Moreover, coumarins and flavonoids have been identified as significant components in the treatment of arthritis and inflammation, respectively [1,11,49]. These two compounds exhibit distinct active properties, indicating that they play different roles in the treatment process. Consequently, we believe that the origin and specific medicinal parts of L. bulbifera represent the primary influencing factors. It is well-known that numerous environmental elements, including growth conditions, geographical location, and habitat, can result in variations in plant composition. Factors such as plant growth environment, soil quality, climate conditions, and light intensity may vary across different regions, leading to diverse chemical compositions and contents in the same plant species. Accordingly, medicinal plants grown in different habitats may exhibit dissimilar ingredient profiles and quantities, potentially resulting in varied pharmacological and clinical effects within different regions. Furthermore, the medicinal parts utilized can significantly impact the therapeutic outcomes. Our previous investigations, supported by literature, have demonstrated that the roots possess superior antioxidant capacity compared to the aerial parts [26]. However, previous studies have employed a variety of medicinal parts, including roots [1], aerial parts [11], and the whole herb [23], contributing to the disparate findings observed.
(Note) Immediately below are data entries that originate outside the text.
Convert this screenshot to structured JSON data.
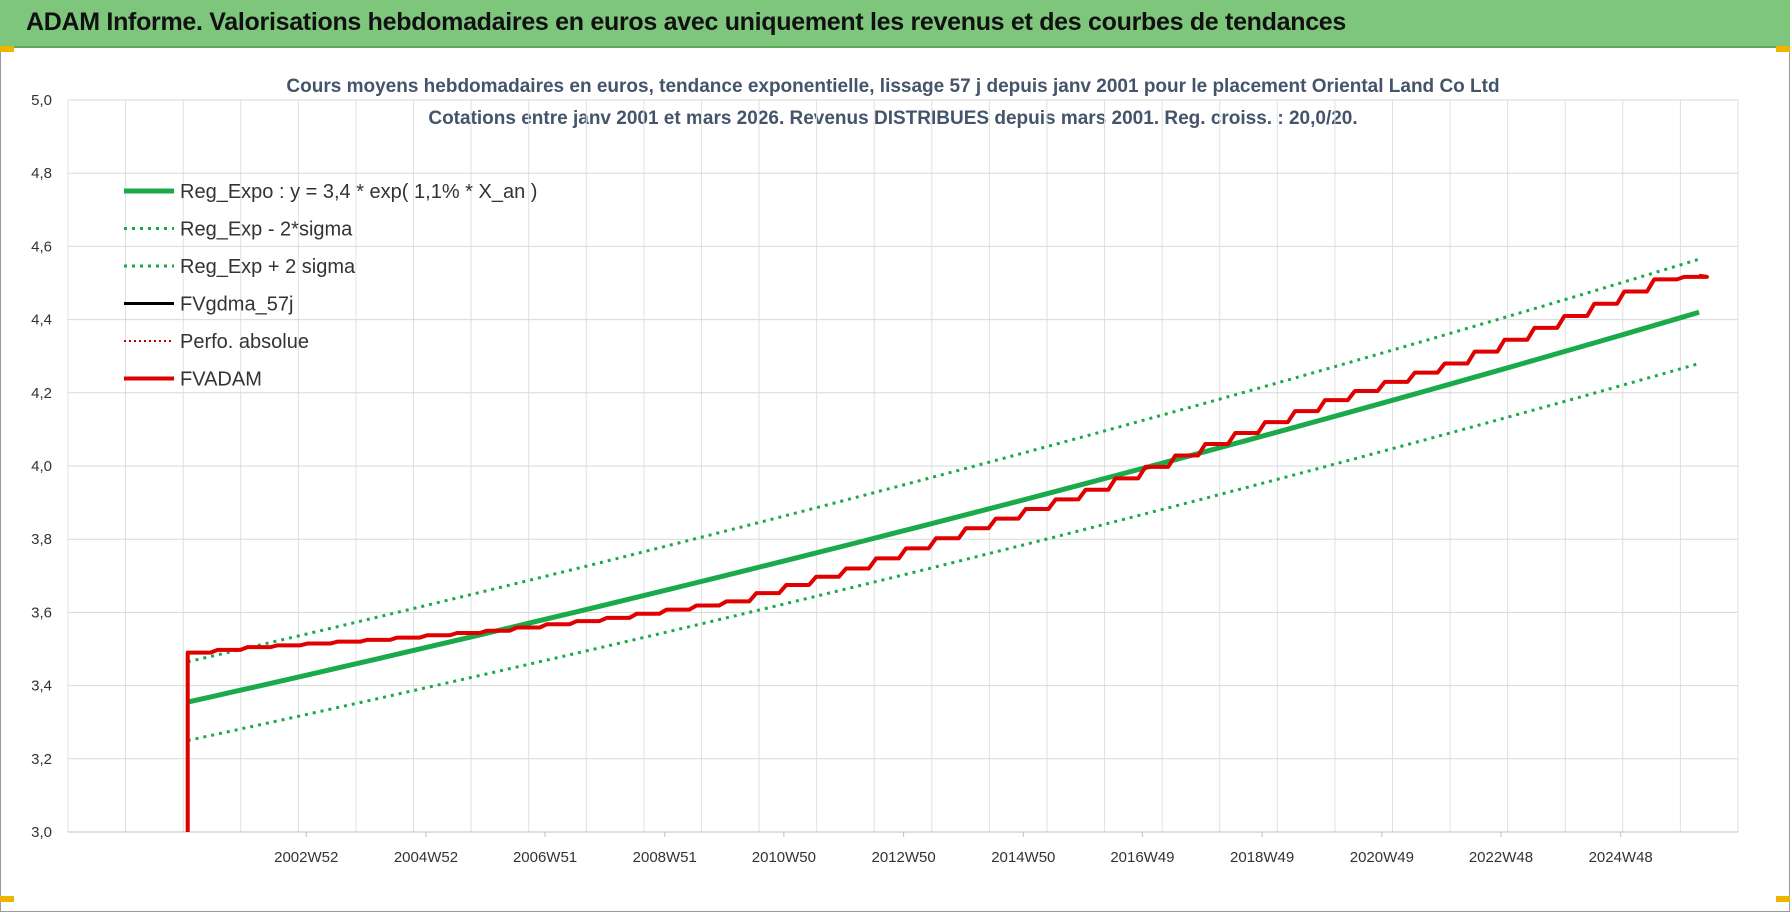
{
  "header": {
    "title": "ADAM Informe. Valorisations hebdomadaires en euros avec uniquement les revenus et des courbes de tendances"
  },
  "chart_data": {
    "type": "line",
    "title": "Cours moyens hebdomadaires en euros, tendance exponentielle, lissage 57 j depuis janv 2001 pour le placement Oriental Land Co Ltd",
    "subtitle": "Cotations entre janv 2001 et mars 2026. Revenus DISTRIBUES depuis mars 2001. Reg. croiss. : 20,0/20.",
    "xlabel": "",
    "ylabel": "",
    "x_range": [
      1999.0,
      2026.9
    ],
    "ylim": [
      3.0,
      5.0
    ],
    "y_ticks": [
      "3,0",
      "3,2",
      "3,4",
      "3,6",
      "3,8",
      "4,0",
      "4,2",
      "4,4",
      "4,6",
      "4,8",
      "5,0"
    ],
    "x_ticks": [
      {
        "x": 2002.98,
        "label": "2002W52"
      },
      {
        "x": 2004.98,
        "label": "2004W52"
      },
      {
        "x": 2006.97,
        "label": "2006W51"
      },
      {
        "x": 2008.97,
        "label": "2008W51"
      },
      {
        "x": 2010.96,
        "label": "2010W50"
      },
      {
        "x": 2012.96,
        "label": "2012W50"
      },
      {
        "x": 2014.96,
        "label": "2014W50"
      },
      {
        "x": 2016.95,
        "label": "2016W49"
      },
      {
        "x": 2018.95,
        "label": "2018W49"
      },
      {
        "x": 2020.95,
        "label": "2020W49"
      },
      {
        "x": 2022.94,
        "label": "2022W48"
      },
      {
        "x": 2024.94,
        "label": "2024W48"
      }
    ],
    "grid": true,
    "legend_position": "top-left",
    "series": [
      {
        "name": "Reg_Expo : y = 3,4 * exp( 1,1% *  X_an )",
        "color": "#1aaa4a",
        "style": "solid",
        "points": [
          [
            2001.0,
            3.355
          ],
          [
            2026.25,
            4.42
          ]
        ]
      },
      {
        "name": "Reg_Exp - 2*sigma",
        "color": "#1aaa4a",
        "style": "dotted",
        "points": [
          [
            2001.0,
            3.25
          ],
          [
            2026.25,
            4.28
          ]
        ]
      },
      {
        "name": "Reg_Exp + 2 sigma",
        "color": "#1aaa4a",
        "style": "dotted",
        "points": [
          [
            2001.0,
            3.465
          ],
          [
            2026.25,
            4.565
          ]
        ]
      },
      {
        "name": "FVgdma_57j",
        "color": "#000000",
        "style": "solid",
        "points": [
          [
            2001.0,
            3.49
          ],
          [
            2002,
            3.505
          ],
          [
            2004,
            3.525
          ],
          [
            2006,
            3.55
          ],
          [
            2008,
            3.585
          ],
          [
            2010,
            3.63
          ],
          [
            2012,
            3.72
          ],
          [
            2014,
            3.83
          ],
          [
            2016,
            3.935
          ],
          [
            2018,
            4.06
          ],
          [
            2020,
            4.18
          ],
          [
            2022,
            4.28
          ],
          [
            2024,
            4.41
          ],
          [
            2025.5,
            4.51
          ],
          [
            2026.25,
            4.52
          ]
        ]
      },
      {
        "name": "Perfo. absolue",
        "color": "#c00000",
        "style": "dotted",
        "points": [
          [
            2001.0,
            3.49
          ],
          [
            2002,
            3.505
          ],
          [
            2004,
            3.525
          ],
          [
            2006,
            3.55
          ],
          [
            2008,
            3.585
          ],
          [
            2010,
            3.63
          ],
          [
            2012,
            3.72
          ],
          [
            2014,
            3.83
          ],
          [
            2016,
            3.935
          ],
          [
            2018,
            4.06
          ],
          [
            2020,
            4.18
          ],
          [
            2022,
            4.28
          ],
          [
            2024,
            4.41
          ],
          [
            2025.5,
            4.51
          ],
          [
            2026.25,
            4.52
          ]
        ]
      },
      {
        "name": "FVADAM",
        "color": "#e00000",
        "style": "solid",
        "points": [
          [
            2001.0,
            3.0
          ],
          [
            2001.0,
            3.49
          ],
          [
            2002,
            3.505
          ],
          [
            2004,
            3.525
          ],
          [
            2006,
            3.55
          ],
          [
            2008,
            3.585
          ],
          [
            2010,
            3.63
          ],
          [
            2012,
            3.72
          ],
          [
            2014,
            3.83
          ],
          [
            2016,
            3.935
          ],
          [
            2018,
            4.06
          ],
          [
            2020,
            4.18
          ],
          [
            2022,
            4.28
          ],
          [
            2024,
            4.41
          ],
          [
            2025.5,
            4.51
          ],
          [
            2026.25,
            4.52
          ]
        ]
      }
    ]
  }
}
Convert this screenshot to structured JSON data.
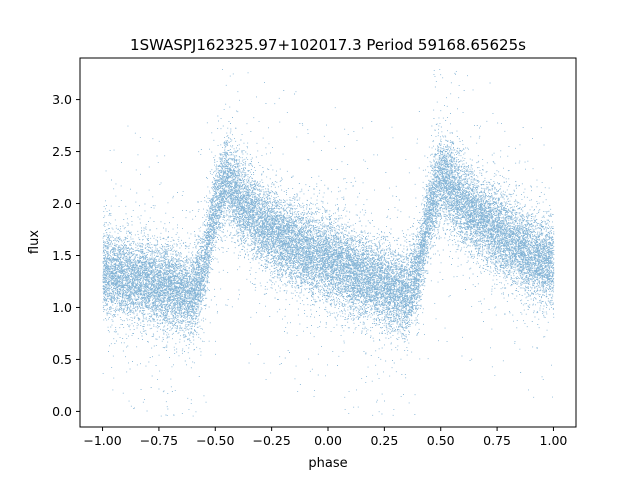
{
  "chart_data": {
    "type": "scatter",
    "title": "1SWASPJ162325.97+102017.3 Period 59168.65625s",
    "xlabel": "phase",
    "ylabel": "flux",
    "xlim": [
      -1.1,
      1.1
    ],
    "ylim": [
      -0.15,
      3.4
    ],
    "xticks": [
      -1.0,
      -0.75,
      -0.5,
      -0.25,
      0.0,
      0.25,
      0.5,
      0.75,
      1.0
    ],
    "xtick_labels": [
      "−1.00",
      "−0.75",
      "−0.50",
      "−0.25",
      "0.00",
      "0.25",
      "0.50",
      "0.75",
      "1.00"
    ],
    "yticks": [
      0.0,
      0.5,
      1.0,
      1.5,
      2.0,
      2.5,
      3.0
    ],
    "ytick_labels": [
      "0.0",
      "0.5",
      "1.0",
      "1.5",
      "2.0",
      "2.5",
      "3.0"
    ],
    "grid": false,
    "legend": "none",
    "point_color": "#1f77b4",
    "series": [
      {
        "profile_phase": [
          -1.0,
          -0.9,
          -0.8,
          -0.7,
          -0.6,
          -0.55,
          -0.5,
          -0.45,
          -0.4,
          -0.3,
          -0.2,
          -0.1,
          0.0,
          0.1,
          0.2,
          0.3,
          0.35,
          0.4,
          0.45,
          0.5,
          0.55,
          0.6,
          0.7,
          0.8,
          0.9,
          1.0
        ],
        "profile_flux": [
          1.35,
          1.3,
          1.25,
          1.18,
          1.12,
          1.4,
          2.0,
          2.25,
          2.05,
          1.8,
          1.65,
          1.55,
          1.45,
          1.35,
          1.25,
          1.15,
          1.12,
          1.35,
          1.95,
          2.25,
          2.15,
          2.0,
          1.8,
          1.65,
          1.5,
          1.4
        ],
        "typical_scatter": 0.2,
        "approx_points": 30000
      }
    ]
  }
}
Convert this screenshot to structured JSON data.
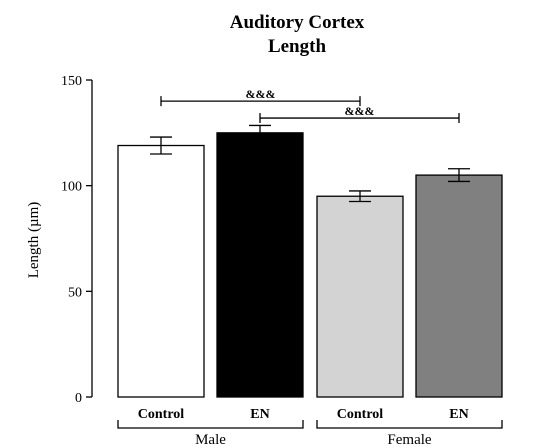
{
  "chart_data": {
    "type": "bar",
    "title_lines": [
      "Auditory Cortex",
      "Length"
    ],
    "ylabel": "Length (µm)",
    "ylim": [
      0,
      150
    ],
    "yticks": [
      0,
      50,
      100,
      150
    ],
    "grid": false,
    "categories": [
      "Control",
      "EN",
      "Control",
      "EN"
    ],
    "groups": [
      {
        "label": "Male",
        "bars": [
          0,
          1
        ]
      },
      {
        "label": "Female",
        "bars": [
          2,
          3
        ]
      }
    ],
    "values": [
      119,
      125,
      95,
      105
    ],
    "errors": [
      4,
      3.5,
      2.5,
      3
    ],
    "bar_colors": [
      "#ffffff",
      "#000000",
      "#d3d3d3",
      "#808080"
    ],
    "significance": [
      {
        "label": "&&&",
        "from": 0,
        "to": 2,
        "y": 140
      },
      {
        "label": "&&&",
        "from": 1,
        "to": 3,
        "y": 132
      }
    ]
  }
}
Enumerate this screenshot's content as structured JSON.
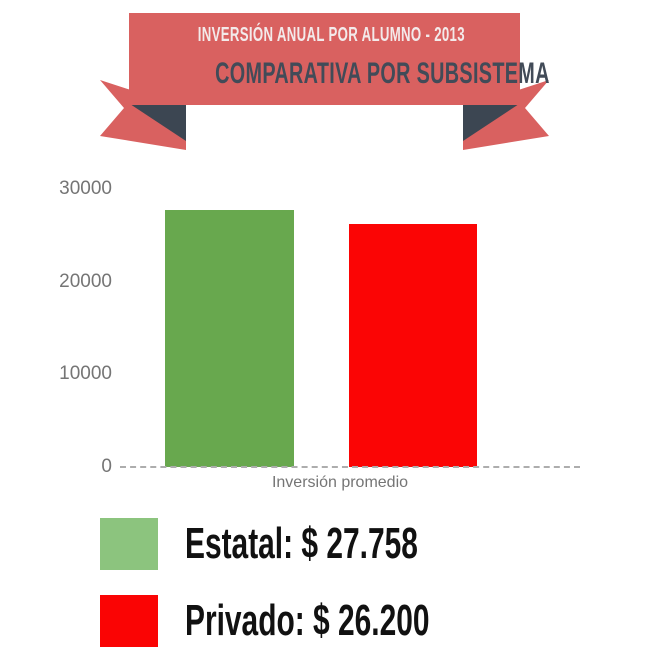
{
  "banner": {
    "title": "INVERSIÓN ANUAL POR ALUMNO - 2013",
    "subtitle": "COMPARATIVA POR SUBSISTEMA",
    "ribbon_color": "#d96160",
    "fold_color": "#3c4652",
    "title_color": "#f3eaea",
    "subtitle_color": "#424b58"
  },
  "chart_data": {
    "type": "bar",
    "title": "Inversión anual por alumno - 2013 / Comparativa por subsistema",
    "categories": [
      "Inversión promedio"
    ],
    "series": [
      {
        "name": "Estatal",
        "values": [
          27758
        ],
        "color": "#68a84e"
      },
      {
        "name": "Privado",
        "values": [
          26200
        ],
        "color": "#fb0505"
      }
    ],
    "xlabel": "Inversión promedio",
    "ylabel": "",
    "ylim": [
      0,
      30000
    ],
    "yticks": [
      0,
      10000,
      20000,
      30000
    ],
    "ytick_labels": [
      "0",
      "10000",
      "20000",
      "30000"
    ],
    "grid": false,
    "baseline_style": "dashed",
    "legend_position": "bottom"
  },
  "legend": {
    "items": [
      {
        "label": "Estatal: $ 27.758",
        "color": "#8cc47e"
      },
      {
        "label": "Privado: $ 26.200",
        "color": "#fa0404"
      }
    ]
  }
}
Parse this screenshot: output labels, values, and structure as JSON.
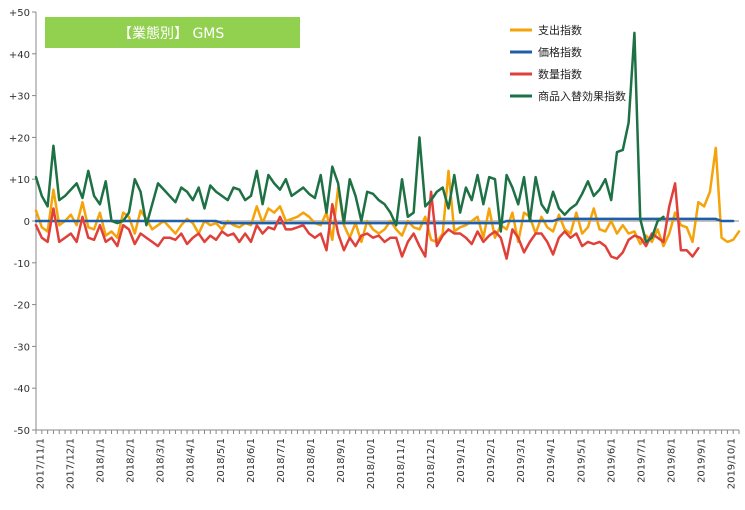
{
  "chart_data": {
    "type": "line",
    "title": "【業態別】 GMS",
    "ylim": [
      -50,
      50
    ],
    "y_ticks": [
      50,
      40,
      30,
      20,
      10,
      0,
      -10,
      -20,
      -30,
      -40,
      -50
    ],
    "y_tick_labels": [
      "+50",
      "+40",
      "+30",
      "+20",
      "+10",
      "0",
      "-10",
      "-20",
      "-30",
      "-40",
      "-50"
    ],
    "x_tick_labels": [
      "2017/11/1",
      "2017/12/1",
      "2018/1/1",
      "2018/2/1",
      "2018/3/1",
      "2018/4/1",
      "2018/5/1",
      "2018/6/1",
      "2018/7/1",
      "2018/8/1",
      "2018/9/1",
      "2018/10/1",
      "2018/11/1",
      "2018/12/1",
      "2019/1/1",
      "2019/2/1",
      "2019/3/1",
      "2019/4/1",
      "2019/5/1",
      "2019/6/1",
      "2019/7/1",
      "2019/8/1",
      "2019/9/1",
      "2019/10/1"
    ],
    "legend_position": "top-right",
    "title_bg_color": "#92d050",
    "grid": false,
    "series": [
      {
        "name": "支出指数",
        "color": "#f5a30a",
        "values": [
          2.5,
          -1.5,
          -2.5,
          7.5,
          -1,
          0,
          1.5,
          -1,
          4.5,
          -1.5,
          -2,
          2,
          -3.5,
          -2.5,
          -4,
          2,
          1,
          -3,
          2.5,
          0.5,
          -2,
          -1,
          0,
          -1.5,
          -3,
          -1,
          0.5,
          -0.5,
          -3,
          0,
          -1,
          -0.5,
          -2,
          0,
          -1,
          -1.5,
          -0.5,
          -1,
          3.5,
          -0.5,
          3,
          2,
          3.5,
          0,
          0.5,
          1,
          2,
          1,
          -0.5,
          -1,
          2,
          -4.5,
          8,
          -1,
          -4,
          -0.5,
          -5,
          0,
          -2,
          -3,
          -2,
          0,
          -2,
          -3.5,
          0,
          -1.5,
          -2,
          1,
          -4.5,
          -5,
          -3,
          12,
          -2.5,
          -1.5,
          -1,
          0,
          1,
          -4,
          3,
          -4,
          -1,
          -2,
          2,
          -5,
          2,
          1,
          -3,
          1,
          -1.5,
          -2.5,
          1.5,
          -2,
          -3,
          2,
          -3,
          -1.5,
          3,
          -2,
          -2.5,
          0,
          -3,
          -1,
          -3,
          -2.5,
          -5.5,
          -3.5,
          -5,
          -2,
          -6,
          -3,
          2,
          -1,
          -1.5,
          -5,
          4.5,
          3.5,
          7,
          17.5,
          -4,
          -5,
          -4.5,
          -2.5
        ]
      },
      {
        "name": "価格指数",
        "color": "#1f5fa8",
        "values": [
          0,
          0,
          0,
          0,
          0,
          0,
          0,
          0,
          0,
          0,
          0,
          0,
          0,
          0,
          0,
          0,
          0,
          0,
          0,
          0,
          0,
          0,
          0,
          0,
          0,
          0,
          0,
          0,
          0,
          0,
          0,
          0,
          -0.5,
          -0.5,
          -0.5,
          -0.5,
          -0.5,
          -0.5,
          -0.5,
          -0.5,
          -0.5,
          -0.5,
          -0.5,
          -0.5,
          -0.5,
          -0.5,
          -0.5,
          -0.5,
          -0.5,
          -0.5,
          -0.5,
          -0.5,
          -0.5,
          -0.5,
          -0.5,
          -0.5,
          -0.5,
          -0.5,
          -0.5,
          -0.5,
          -0.5,
          -0.5,
          -0.5,
          -0.5,
          -0.5,
          -0.5,
          -0.5,
          -0.5,
          -0.5,
          -0.5,
          -0.5,
          -0.5,
          -0.5,
          -0.5,
          -0.5,
          -0.5,
          -0.5,
          -0.5,
          -0.5,
          -0.5,
          -0.5,
          0,
          0,
          0,
          0,
          0,
          0,
          0,
          0,
          0,
          0.5,
          0.5,
          0.5,
          0.5,
          0.5,
          0.5,
          0.5,
          0.5,
          0.5,
          0.5,
          0.5,
          0.5,
          0.5,
          0.5,
          0.5,
          0.5,
          0.5,
          0.5,
          0.5,
          0.5,
          0.5,
          0.5,
          0.5,
          0.5,
          0.5,
          0.5,
          0.5,
          0.5,
          0,
          0,
          0
        ]
      },
      {
        "name": "数量指数",
        "color": "#e0403a",
        "values": [
          -1,
          -4,
          -5,
          3,
          -5,
          -4,
          -3,
          -5,
          1,
          -4,
          -4.5,
          -1,
          -5,
          -4,
          -6,
          -1,
          -2,
          -5.5,
          -3,
          -4,
          -5,
          -6,
          -4,
          -4,
          -4.5,
          -3,
          -5.5,
          -4,
          -3,
          -5,
          -3.5,
          -4.5,
          -2.5,
          -3.5,
          -3,
          -5,
          -3,
          -5,
          -1,
          -3,
          -1.5,
          -2,
          1,
          -2,
          -2,
          -1.5,
          -1,
          -3,
          -4,
          -3,
          -7,
          4,
          -3,
          -7,
          -4,
          -6,
          -3.5,
          -3,
          -4,
          -3.5,
          -5,
          -4,
          -4,
          -8.5,
          -5,
          -3,
          -6,
          -8.5,
          7,
          -6,
          -3.5,
          -2,
          -3,
          -3,
          -4,
          -5.5,
          -2.5,
          -5,
          -3.5,
          -2.5,
          -4,
          -9,
          -2,
          -4,
          -7.5,
          -5,
          -3,
          -3,
          -5,
          -8,
          -4,
          -2.5,
          -4,
          -3,
          -6,
          -5,
          -5.5,
          -5,
          -6,
          -8.5,
          -9,
          -7.5,
          -4.5,
          -3.5,
          -4,
          -6,
          -3,
          -4,
          -5,
          3.5,
          9,
          -7,
          -7,
          -8.5,
          -6.5
        ]
      },
      {
        "name": "商品入替効果指数",
        "color": "#1e7145",
        "values": [
          10.5,
          6,
          3.5,
          18,
          5,
          6,
          7.5,
          9,
          5.5,
          12,
          6,
          4,
          9.5,
          0,
          -0.5,
          0,
          2,
          10,
          7,
          -1,
          4,
          9,
          7.5,
          6,
          4.5,
          8,
          7,
          5,
          8,
          3,
          8.5,
          7,
          6,
          5,
          8,
          7.5,
          5,
          6,
          12,
          4,
          11,
          9,
          7.5,
          10,
          6,
          7,
          8,
          6.5,
          5.5,
          11,
          2,
          13,
          9,
          -0.5,
          10,
          6,
          0,
          7,
          6.5,
          5,
          4,
          2,
          -1,
          10,
          1,
          2,
          20,
          3.5,
          5,
          7,
          8,
          3,
          11,
          2,
          8,
          5,
          11,
          4,
          10.5,
          10,
          -2.5,
          11,
          8,
          4,
          10.5,
          0,
          10.5,
          4,
          2,
          7,
          3,
          1.5,
          3,
          4,
          6.5,
          9.5,
          6,
          7.5,
          10,
          5,
          16.5,
          17,
          23.5,
          45,
          0.5,
          -5,
          -4,
          0,
          1
        ]
      }
    ]
  }
}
Moving forward, several crucial avenues of research should be pursued regarding L. bulbifera. Firstly, a more extensive exploration of its chemical composition is warranted to elucidate the specific substances responsible for its pharmacological effects. Secondly, a comprehensive analysis of its pharmacological mechanisms should be conducted to offer theoretical guidance and technical support for drug development and clinical application. Subsequently, quality control measures must be implemented to ensure the consistency and reliability of therapeutic effects. Finally, it is essential to systematically validate and optimize its traditional applications, harnessing its full potential and broadening its prospects for practical use.

9. Conclusions

However, there is currently a lack of comprehensive and detailed documentation on the ethnomedicinal uses, geographical distribution, botanical description, phytochemistry, pharmacology, and quality control of L. bulbifera. Consequently, the primary objective of this review is to comprehensively explore the existing research on L. bulbifera by examining multiple databases and addressing these aforementioned aspects. Furthermore, this review would identify potential areas for future research, such as isolating and identifying additional compounds found in L. bulbifera, conducting more extensive pharmacological evaluations, elucidating its mechanisms of action, and ultimately establishing a more robust quality control system. The outcomes of this research will serve as a solid basis for the quality control, product development, and clinical application of L. bulbifera.